De plus en plus, des enseignant(e)s qui parlent publiquement de la politique gouvernementale dans l’enseignement sont convoqué(e)s et sanctionné(e)s (parce qu’un(e) enseignant(e), convoqué(e) par la haute hiérarchie, aura obligatoirement une conséquence sur sa carrière et sa fonction, ce qui constitue une sanction).

L’argument est important : le gouvernement invoque le devoir de réserve des fonctionnaires, dont la portée varie d’ailleurs en fonction de la place occupée par les intéressés dans la hiérarchie administrative, mais oublie de souligner que cette obligation, fixée essentiellement par la jurisprudence, est subordonnée au principe fondamental de libertés d’opinion des agents publics posé par l’article 6 de la loi du 13 juillet 1983 portant droits et obligations des fonctionnaires.

Ce devoir de réserve s’applique surtout aux fonctionnaires d’autorité comme les préfets et autres dignitaires en uniforme.

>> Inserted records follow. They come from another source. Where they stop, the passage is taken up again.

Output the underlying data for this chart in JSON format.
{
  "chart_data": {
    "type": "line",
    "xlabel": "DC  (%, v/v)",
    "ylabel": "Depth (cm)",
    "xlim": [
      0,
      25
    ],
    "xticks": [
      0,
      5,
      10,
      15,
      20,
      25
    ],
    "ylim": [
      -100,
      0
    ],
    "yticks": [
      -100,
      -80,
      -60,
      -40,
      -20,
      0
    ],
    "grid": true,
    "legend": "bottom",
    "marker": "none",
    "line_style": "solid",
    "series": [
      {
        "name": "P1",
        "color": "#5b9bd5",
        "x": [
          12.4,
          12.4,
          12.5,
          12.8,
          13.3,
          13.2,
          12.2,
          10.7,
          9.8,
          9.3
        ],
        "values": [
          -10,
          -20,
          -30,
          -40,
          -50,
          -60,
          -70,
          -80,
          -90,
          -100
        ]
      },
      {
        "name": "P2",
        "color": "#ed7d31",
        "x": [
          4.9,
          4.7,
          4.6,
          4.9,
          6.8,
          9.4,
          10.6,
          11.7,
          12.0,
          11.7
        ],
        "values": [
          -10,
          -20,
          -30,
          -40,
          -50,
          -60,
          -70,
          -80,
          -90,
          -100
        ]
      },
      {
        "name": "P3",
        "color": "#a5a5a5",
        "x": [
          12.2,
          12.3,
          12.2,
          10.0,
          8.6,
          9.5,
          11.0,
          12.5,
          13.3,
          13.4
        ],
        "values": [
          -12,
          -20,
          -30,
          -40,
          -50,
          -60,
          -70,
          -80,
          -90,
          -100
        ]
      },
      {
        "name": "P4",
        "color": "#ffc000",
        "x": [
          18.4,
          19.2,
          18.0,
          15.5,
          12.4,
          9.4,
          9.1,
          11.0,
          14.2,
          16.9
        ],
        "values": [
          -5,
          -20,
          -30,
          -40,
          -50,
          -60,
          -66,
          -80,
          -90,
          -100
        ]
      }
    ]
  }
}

Mais quand ceux-ci participent à des cérémonies religieuses, comme pour la « sainte-Geneviève, patron des gendarmes », le gouvernement n’a rien à y redire. En utilisant cet argument, le gouvernement avoue le rôle qu’il veut confier aux enseignant(e)s et rendre obligatoire le port de l’uniforme moral. En 1961, au moment du Manifeste des 121 contre la guerre coloniale en Algérie, Pierre Vidal-Naquet avait été suspendu et Laurent Schwartz révoqué. Qui va être suspendu ? Qui va être révoqué ?

Clarisse Taron, au nom du Syndicat de la Magistrature, résume le texte de loi voté contre le droit à manifester, loi visant essentiellement les salarié-e-s et leurs organisations : « Certaines mesures sont prises sans l’intervention d’un juge, et certaines restrictions sont prises à l’encontre de personnes en raison de supposées pensées qu’elles auraient, ce qui me paraît dangereux ». Cette loi cible ceux dont le visage sera « partiellement masqué ». Des lunettes teintées ? Un chapeau ? Un pansement sur la joue en sortant de chez le dentiste ? Une perruque trop longue ?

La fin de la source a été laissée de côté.